In its broadest meaning, the term “treating” or “treatment” refers to reversing, alleviating, inhibiting the progress of, or preventing the disorder or condition to which such term applies, or one or more symptoms of such disorder or condition.
In one embodiment, the VLA-4 antagonist may be a low molecular weight antagonist, e.g. a small organic molecule.
The term “small organic molecule” refers to a molecule of a size comparable to those organic molecules generally used in pharmaceuticals. The term excludes biological macromolecules (e.g., proteins, nucleic acids, etc.). Preferred small organic molecules range in size up to about 5000 Da, more preferably up to 2000 Da, and most preferably up to about 1000 Da.

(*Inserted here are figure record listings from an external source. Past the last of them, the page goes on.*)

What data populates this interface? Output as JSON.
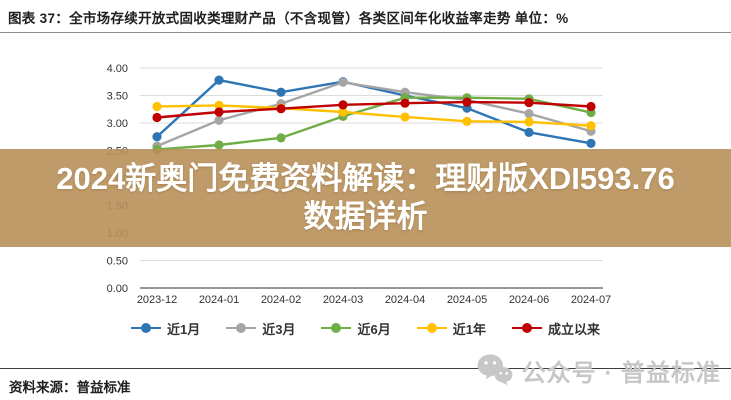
{
  "header": {
    "title": "图表 37：全市场存续开放式固收类理财产品（不含现管）各类区间年化收益率走势  单位：%"
  },
  "chart_data": {
    "type": "line",
    "title": "全市场存续开放式固收类理财产品（不含现管）各类区间年化收益率走势",
    "unit": "%",
    "categories": [
      "2023-12",
      "2024-01",
      "2024-02",
      "2024-03",
      "2024-04",
      "2024-05",
      "2024-06",
      "2024-07"
    ],
    "series": [
      {
        "name": "近1月",
        "color": "#2e75b6",
        "values": [
          2.75,
          3.78,
          3.56,
          3.75,
          3.5,
          3.27,
          2.83,
          2.63
        ]
      },
      {
        "name": "近3月",
        "color": "#a5a5a5",
        "values": [
          2.58,
          3.05,
          3.35,
          3.74,
          3.56,
          3.42,
          3.17,
          2.85
        ]
      },
      {
        "name": "近6月",
        "color": "#70ad47",
        "values": [
          2.52,
          2.6,
          2.73,
          3.12,
          3.46,
          3.46,
          3.44,
          3.19
        ]
      },
      {
        "name": "近1年",
        "color": "#ffc000",
        "values": [
          3.3,
          3.32,
          3.27,
          3.2,
          3.11,
          3.03,
          3.02,
          2.95
        ]
      },
      {
        "name": "成立以来",
        "color": "#c00000",
        "values": [
          3.1,
          3.2,
          3.26,
          3.33,
          3.36,
          3.38,
          3.37,
          3.3
        ]
      }
    ],
    "ylim": [
      0,
      4
    ],
    "ytick_step": 0.5,
    "ytick_format_decimals": 2,
    "grid": true,
    "legend_position": "bottom"
  },
  "banner": {
    "line1": "2024新奥门免费资料解读：理财版XDI593.76",
    "line2": "数据详析",
    "bg_color": "#b8905a",
    "bg_opacity": 0.9,
    "text_color": "#ffffff"
  },
  "footer": {
    "source": "资料来源：普益标准",
    "watermark": "公众号 · 普益标准",
    "watermark_color": "#c7c7c7"
  }
}
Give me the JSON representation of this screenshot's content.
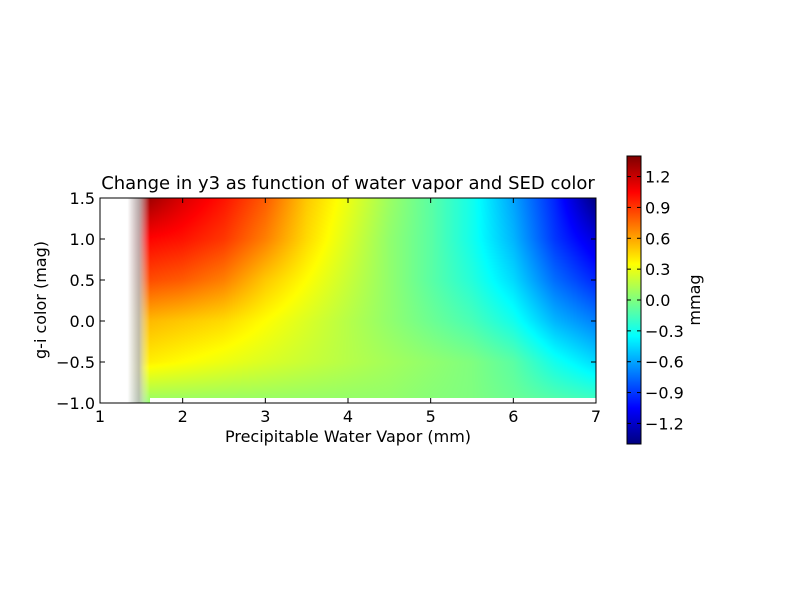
{
  "chart_data": {
    "type": "heatmap",
    "title": "Change in y3 as function of water vapor and SED color",
    "xlabel": "Precipitable Water Vapor (mm)",
    "ylabel": "g-i color (mag)",
    "xlim": [
      1,
      7
    ],
    "ylim": [
      -1.0,
      1.5
    ],
    "xticks": [
      "1",
      "2",
      "3",
      "4",
      "5",
      "6",
      "7"
    ],
    "yticks": [
      "−1.0",
      "−0.5",
      "0.0",
      "0.5",
      "1.0",
      "1.5"
    ],
    "x_grid": [
      1.5,
      2.0,
      2.5,
      3.0,
      3.5,
      4.0,
      4.5,
      5.0,
      5.5,
      6.0,
      6.5,
      7.0
    ],
    "y_grid": [
      -1.0,
      -0.5,
      0.0,
      0.5,
      1.0,
      1.5
    ],
    "z_values_mmag": [
      [
        0.05,
        0.05,
        0.05,
        0.05,
        0.05,
        0.05,
        0.05,
        0.02,
        0.0,
        -0.05,
        -0.1,
        -0.15
      ],
      [
        0.4,
        0.35,
        0.3,
        0.25,
        0.2,
        0.15,
        0.1,
        0.05,
        0.0,
        -0.1,
        -0.3,
        -0.45
      ],
      [
        0.55,
        0.5,
        0.45,
        0.35,
        0.25,
        0.15,
        0.05,
        -0.05,
        -0.15,
        -0.3,
        -0.55,
        -0.7
      ],
      [
        0.85,
        0.8,
        0.7,
        0.5,
        0.35,
        0.2,
        0.05,
        -0.1,
        -0.25,
        -0.45,
        -0.75,
        -0.95
      ],
      [
        1.05,
        1.0,
        0.9,
        0.7,
        0.45,
        0.25,
        0.05,
        -0.1,
        -0.3,
        -0.55,
        -0.9,
        -1.15
      ],
      [
        1.35,
        1.15,
        1.0,
        0.8,
        0.5,
        0.3,
        0.08,
        -0.1,
        -0.3,
        -0.6,
        -0.95,
        -1.4
      ]
    ],
    "colorbar": {
      "label": "mmag",
      "range": [
        -1.4,
        1.4
      ],
      "ticks": [
        "1.2",
        "0.9",
        "0.6",
        "0.3",
        "0.0",
        "−0.3",
        "−0.6",
        "−0.9",
        "−1.2"
      ],
      "tick_values": [
        1.2,
        0.9,
        0.6,
        0.3,
        0.0,
        -0.3,
        -0.6,
        -0.9,
        -1.2
      ],
      "colormap": "jet"
    },
    "grid": false
  }
}
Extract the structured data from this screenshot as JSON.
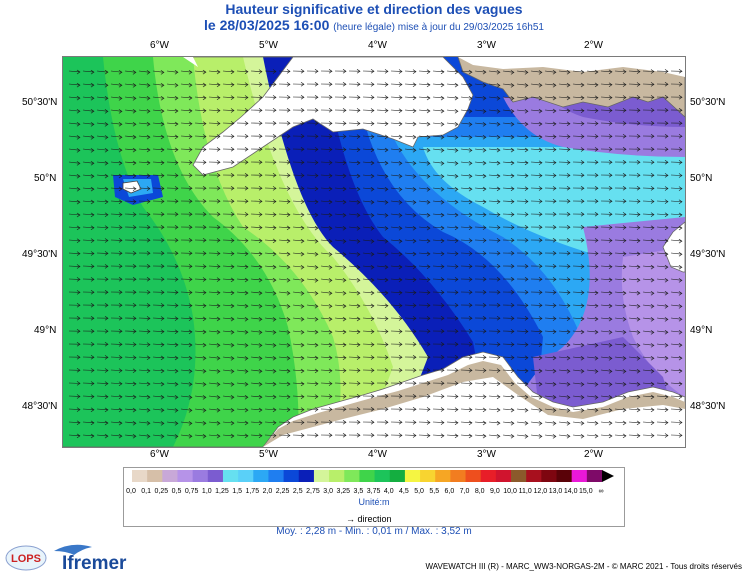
{
  "header": {
    "title": "Hauteur significative et direction des vagues",
    "date_line": "le 28/03/2025 16:00",
    "update_note": "(heure légale) mise à jour du 29/03/2025 16h51"
  },
  "axes": {
    "lon_labels": [
      "6°W",
      "5°W",
      "4°W",
      "3°W",
      "2°W"
    ],
    "lat_labels": [
      "50°30'N",
      "50°N",
      "49°30'N",
      "49°N",
      "48°30'N"
    ]
  },
  "legend": {
    "values": [
      "0,0",
      "0,1",
      "0,25",
      "0,5",
      "0,75",
      "1,0",
      "1,25",
      "1,5",
      "1,75",
      "2,0",
      "2,25",
      "2,5",
      "2,75",
      "3,0",
      "3,25",
      "3,5",
      "3,75",
      "4,0",
      "4,5",
      "5,0",
      "5,5",
      "6,0",
      "7,0",
      "8,0",
      "9,0",
      "10,0",
      "11,0",
      "12,0",
      "13,0",
      "14,0",
      "15,0",
      "∞"
    ],
    "colors": [
      "#e8d8c8",
      "#d6bfa8",
      "#c8a8d8",
      "#b693e8",
      "#9a7be0",
      "#7b5cd0",
      "#66e0f0",
      "#5ad0f8",
      "#2ca8f4",
      "#1f7ef0",
      "#0b48d8",
      "#0a1fb8",
      "#d4f59a",
      "#b8ef6a",
      "#7fe85a",
      "#3fd44a",
      "#1cc45a",
      "#14ae40",
      "#f5f542",
      "#f8d430",
      "#f6a624",
      "#f27d20",
      "#ee4f1e",
      "#e81e28",
      "#d0142e",
      "#8b5a2b",
      "#a8101e",
      "#7e0610",
      "#5a0208",
      "#ea18d8",
      "#7e0a68"
    ],
    "unit_label": "Unité:m",
    "direction_label": "direction"
  },
  "stats": {
    "text": "Moy. : 2,28 m   -   Min. : 0,01 m / Max. : 3,52 m"
  },
  "footer": {
    "credit": "WAVEWATCH III (R) - MARC_WW3-NORGAS-2M - © MARC 2021 - Tous droits réservés",
    "logo_lops": "LOPS",
    "logo_ifremer": "Ifremer"
  },
  "map_colors": {
    "deep_green": "#1cc45a",
    "green": "#3fd44a",
    "light_green": "#7fe85a",
    "pale_green": "#b8ef6a",
    "yellow_green": "#d4f59a",
    "navy": "#0a1fb8",
    "blue": "#0b48d8",
    "mid_blue": "#1f7ef0",
    "sky": "#2ca8f4",
    "cyan": "#66e0f0",
    "lavender": "#b693e8",
    "purple": "#9a7be0",
    "violet": "#7b5cd0",
    "land": "#c8b8a0",
    "arrow": "#1a1a1a"
  }
}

Exemplary small organic molecules that are VLA-4 antagonists include but are not limited to those described in U.S. Pat. Nos. 6,407,06; 5,998,447; 6,034,238; 6,306,887; 6,355,662; 6,432,923; 6,514,952; 6,514,952; 6,667,331; 6,668,527; 6,794,506; 6,838,439; 6,838,439; 6,903,128; 6,953,802; 7,205,310; 7,223,762; 7,320,960; 7,514,409; 7,538,215 and in US Patent Application Publications Numbers US 2002/0049236; US 2002/0052470; US 2003/0087956; US 2003/0144328; US 2004/0110945; US 2004/0220148; US 2004/0266763; US 2005/0085459 US 2005/0222119; US 2007/0099921; US 2007/0129390; US 2008/0064720; US 2009/0048308; US 2009/0069376; US 2009/0192181 and US 2010/0016345 that are hereby incorporated by reference into the present disclosure.